Index AI : IOR 61/005/2006

COMMUNIQUÉ DE PRESSE DU BUREAU EUROPÉEN D’AMNESTY INTERNATIONAL

(Bruxelles, le 10 février 2006) Les droits humains ne figureront pas au programme de la réunion du G8 à Saint-Pétersbourg les 11 et 12 février 2006, mais l’Union européenne et ses États membres ne peuvent ignorer la persistance des atteintes aux droits humains et la dégradation des valeurs démocratiques dont leur hôte se rend responsable, a déclaré Amnesty International.

L’organisation de défense des droits humains a délivré un message aux dirigeants de l’Union européenne : au moment où l’Union européenne approfondit son partenariat stratégique avec la Russie, elle doit clairement indiquer à ce partenaire qu’elle attend un respect plein et entier des normes relatives aux droits humains.

Amnesty International se félicite de l’invitation de Sergueï Lavrov, ministre des Affaires étrangères, lancée aux ONG pour qu’elles contribuent à l’ordre du jour du G8. Amnesty International fait cependant remarquer qu’une telle invitation ne correspond guère aux récentes pratiques nationales.

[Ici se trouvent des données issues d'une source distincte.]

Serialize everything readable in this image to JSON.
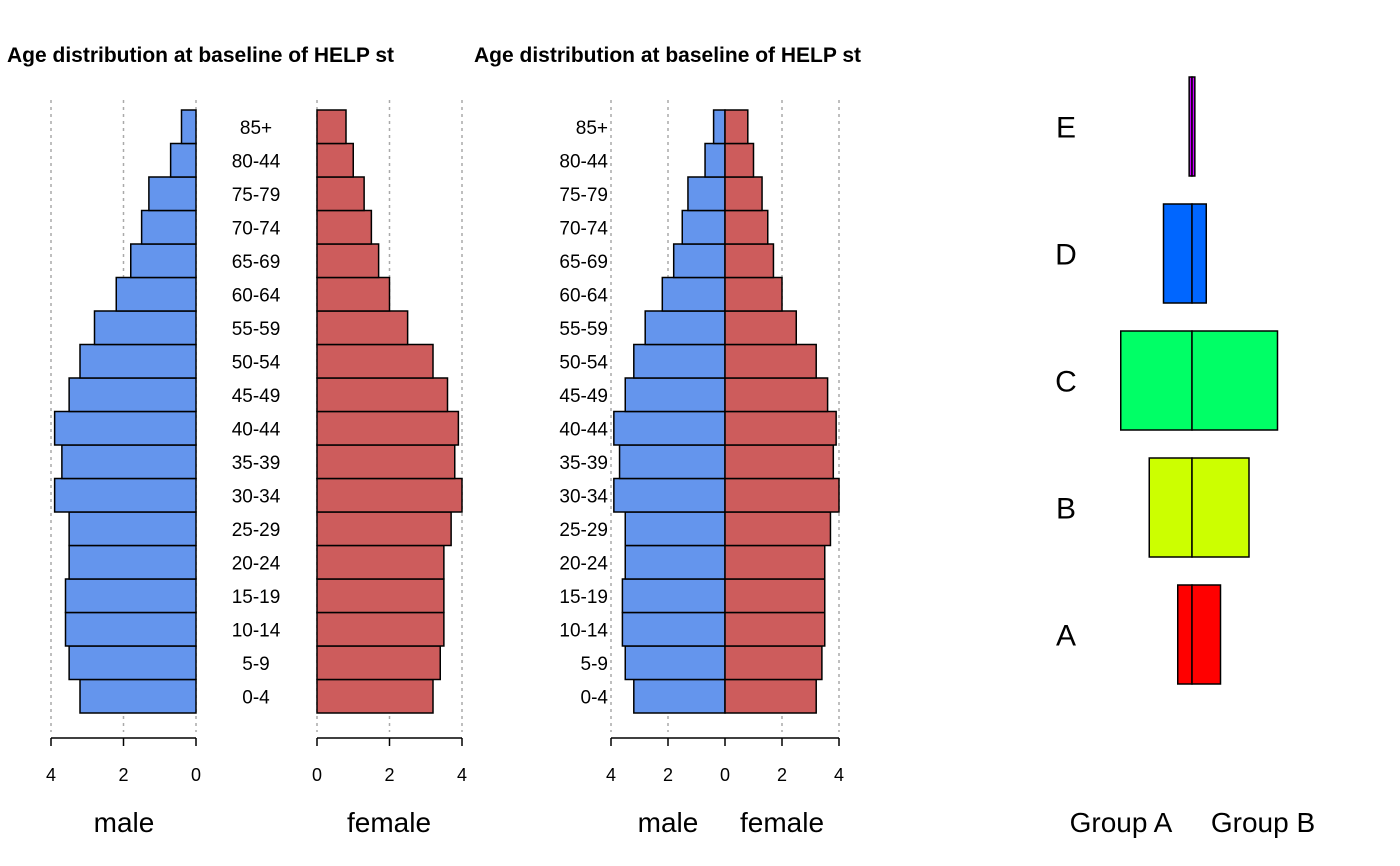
{
  "colors": {
    "male": "#6495ED",
    "female": "#CD5C5C"
  },
  "chart_data": [
    {
      "type": "bar",
      "subtype": "population-pyramid",
      "title": "Age distribution at baseline of HELP st",
      "categories": [
        "0-4",
        "5-9",
        "10-14",
        "15-19",
        "20-24",
        "25-29",
        "30-34",
        "35-39",
        "40-44",
        "45-49",
        "50-54",
        "55-59",
        "60-64",
        "65-69",
        "70-74",
        "75-79",
        "80-44",
        "85+"
      ],
      "series": [
        {
          "name": "male",
          "values": [
            3.2,
            3.5,
            3.6,
            3.6,
            3.5,
            3.5,
            3.9,
            3.7,
            3.9,
            3.5,
            3.2,
            2.8,
            2.2,
            1.8,
            1.5,
            1.3,
            0.7,
            0.4
          ]
        },
        {
          "name": "female",
          "values": [
            3.2,
            3.4,
            3.5,
            3.5,
            3.5,
            3.7,
            4.0,
            3.8,
            3.9,
            3.6,
            3.2,
            2.5,
            2.0,
            1.7,
            1.5,
            1.3,
            1.0,
            0.8
          ]
        }
      ],
      "xlabels": [
        "male",
        "female"
      ],
      "xticks": [
        0,
        2,
        4
      ],
      "xlim": [
        0,
        4
      ],
      "grid": "dotted-vertical",
      "layout": "split"
    },
    {
      "type": "bar",
      "subtype": "population-pyramid",
      "title": "Age distribution at baseline of HELP st",
      "categories": [
        "0-4",
        "5-9",
        "10-14",
        "15-19",
        "20-24",
        "25-29",
        "30-34",
        "35-39",
        "40-44",
        "45-49",
        "50-54",
        "55-59",
        "60-64",
        "65-69",
        "70-74",
        "75-79",
        "80-44",
        "85+"
      ],
      "series": [
        {
          "name": "male",
          "values": [
            3.2,
            3.5,
            3.6,
            3.6,
            3.5,
            3.5,
            3.9,
            3.7,
            3.9,
            3.5,
            3.2,
            2.8,
            2.2,
            1.8,
            1.5,
            1.3,
            0.7,
            0.4
          ]
        },
        {
          "name": "female",
          "values": [
            3.2,
            3.4,
            3.5,
            3.5,
            3.5,
            3.7,
            4.0,
            3.8,
            3.9,
            3.6,
            3.2,
            2.5,
            2.0,
            1.7,
            1.5,
            1.3,
            1.0,
            0.8
          ]
        }
      ],
      "xlabels": [
        "male",
        "female"
      ],
      "xticks": [
        4,
        2,
        0,
        2,
        4
      ],
      "xlim": [
        -4,
        4
      ],
      "grid": "dotted-vertical",
      "layout": "centered"
    },
    {
      "type": "bar",
      "subtype": "pyramid",
      "title": "",
      "categories": [
        "A",
        "B",
        "C",
        "D",
        "E"
      ],
      "series": [
        {
          "name": "Group A",
          "values": [
            0.5,
            1.5,
            2.5,
            1.0,
            0.1
          ]
        },
        {
          "name": "Group B",
          "values": [
            1.0,
            2.0,
            3.0,
            0.5,
            0.1
          ]
        }
      ],
      "colors": [
        "#FF0000",
        "#CCFF00",
        "#00FF66",
        "#0066FF",
        "#CC00FF"
      ],
      "xlabels": [
        "Group A",
        "Group B"
      ],
      "axes": "none"
    }
  ]
}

La répression visant les organisations de la société civile souligne une tendance inquiétante, caractérisée notamment par de sévères limitations de la liberté d’expression. La communauté internationale s’est pour l’instant abstenue de demander réellement des comptes à la Russie à propos de ces pratiques.

La poursuite des graves atteintes aux droits humains en Tchétchénie, et l’impunité dont jouissent leurs responsables, constituent la manifestation la plus grave de l’absence de responsabilité des autorités russes.

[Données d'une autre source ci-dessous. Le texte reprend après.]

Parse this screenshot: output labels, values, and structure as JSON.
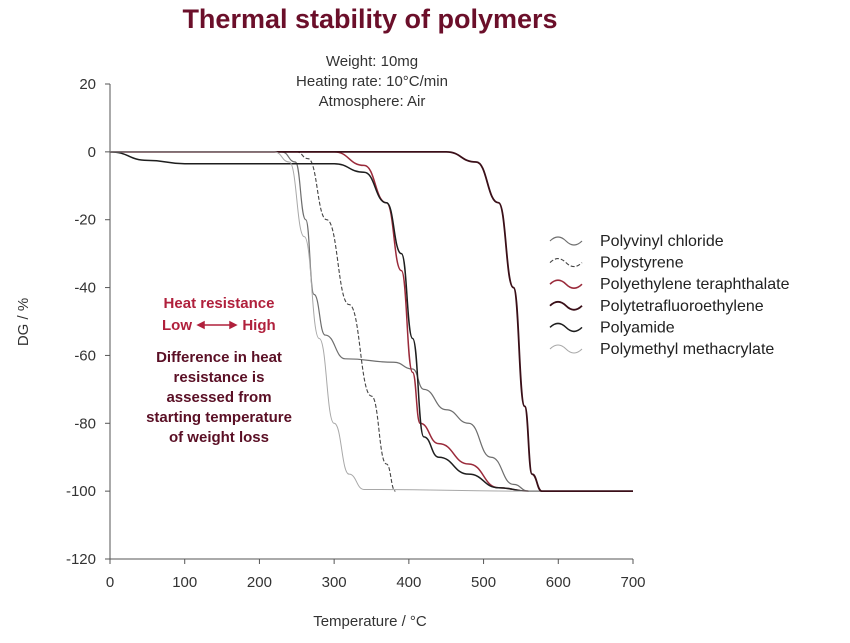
{
  "chart_data": {
    "type": "line",
    "title": "Thermal stability of polymers",
    "conditions": [
      "Weight: 10mg",
      "Heating rate: 10°C/min",
      "Atmosphere: Air"
    ],
    "xlabel": "Temperature / °C",
    "ylabel": "DG / %",
    "xlim": [
      0,
      700
    ],
    "ylim": [
      -120,
      20
    ],
    "xticks": [
      0,
      100,
      200,
      300,
      400,
      500,
      600,
      700
    ],
    "yticks": [
      20,
      0,
      -20,
      -40,
      -60,
      -80,
      -100,
      -120
    ],
    "grid": false,
    "legend_position": "right",
    "annotation": {
      "title_line1": "Heat resistance",
      "low": "Low",
      "high": "High",
      "body": [
        "Difference in heat",
        "resistance is",
        "assessed from",
        "starting temperature",
        "of weight loss"
      ]
    },
    "series": [
      {
        "name": "Polyvinyl chloride",
        "color": "#6e6e6e",
        "width": 1.2,
        "dash": "",
        "points": [
          [
            0,
            0
          ],
          [
            230,
            0
          ],
          [
            248,
            -3
          ],
          [
            262,
            -20
          ],
          [
            273,
            -42
          ],
          [
            288,
            -54
          ],
          [
            315,
            -61
          ],
          [
            380,
            -62
          ],
          [
            405,
            -64
          ],
          [
            420,
            -70
          ],
          [
            450,
            -76
          ],
          [
            480,
            -80
          ],
          [
            510,
            -90
          ],
          [
            540,
            -98
          ],
          [
            560,
            -100
          ],
          [
            700,
            -100
          ]
        ]
      },
      {
        "name": "Polystyrene",
        "color": "#444444",
        "width": 1.1,
        "dash": "4,2",
        "points": [
          [
            0,
            0
          ],
          [
            250,
            0
          ],
          [
            265,
            -2
          ],
          [
            290,
            -20
          ],
          [
            320,
            -45
          ],
          [
            350,
            -72
          ],
          [
            370,
            -92
          ],
          [
            382,
            -100
          ]
        ]
      },
      {
        "name": "Polyethylene teraphthalate",
        "color": "#9a2a3a",
        "width": 1.5,
        "dash": "",
        "points": [
          [
            0,
            0
          ],
          [
            300,
            0
          ],
          [
            340,
            -4
          ],
          [
            370,
            -15
          ],
          [
            390,
            -35
          ],
          [
            405,
            -65
          ],
          [
            415,
            -80
          ],
          [
            440,
            -86
          ],
          [
            480,
            -92
          ],
          [
            520,
            -99
          ],
          [
            560,
            -100
          ]
        ]
      },
      {
        "name": "Polytetrafluoroethylene",
        "color": "#3a0f18",
        "width": 1.8,
        "dash": "",
        "points": [
          [
            0,
            0
          ],
          [
            450,
            0
          ],
          [
            490,
            -3
          ],
          [
            520,
            -15
          ],
          [
            540,
            -40
          ],
          [
            555,
            -75
          ],
          [
            565,
            -95
          ],
          [
            578,
            -100
          ],
          [
            700,
            -100
          ]
        ]
      },
      {
        "name": "Polyamide",
        "color": "#1e1e1e",
        "width": 1.5,
        "dash": "",
        "points": [
          [
            0,
            0
          ],
          [
            50,
            -2.5
          ],
          [
            100,
            -3.5
          ],
          [
            300,
            -3.5
          ],
          [
            340,
            -6
          ],
          [
            370,
            -15
          ],
          [
            390,
            -30
          ],
          [
            405,
            -55
          ],
          [
            420,
            -84
          ],
          [
            440,
            -90
          ],
          [
            480,
            -95
          ],
          [
            520,
            -99
          ],
          [
            560,
            -100
          ]
        ]
      },
      {
        "name": "Polymethyl methacrylate",
        "color": "#a8a8a8",
        "width": 1,
        "dash": "",
        "points": [
          [
            0,
            0
          ],
          [
            220,
            0
          ],
          [
            240,
            -3
          ],
          [
            260,
            -25
          ],
          [
            280,
            -55
          ],
          [
            300,
            -80
          ],
          [
            320,
            -95
          ],
          [
            340,
            -99.5
          ],
          [
            560,
            -100
          ]
        ]
      }
    ]
  }
}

« L’Union européenne manquerait à ses propres valeurs en ne réagissant pas à cette crise des droits humains chaque fois qu’elle en a l’occasion, et avec l’insistance nécessaire, déclare Dick Oosting, directeur du Bureau européen d’Amnesty International. Si la Russie veut jouer un rôle prépondérant dans les affaires internationales, elle doit s’ouvrir aux regards extérieurs, et répondre aux critiques. »

Au moment où la Russie se prépare à prendre la présidence du Conseil des ministres du Conseil de l’Europe, en mai prochain, il est d’autant plus nécessaire qu’elle respecte ses engagements en matière de droits humains.

Lors du G8, l’Union européenne aura une occasion importante de souligner la nécessité pour la Russie de respecter ses obligations non remplies, définies par le cadre européen relatif aux droits humains.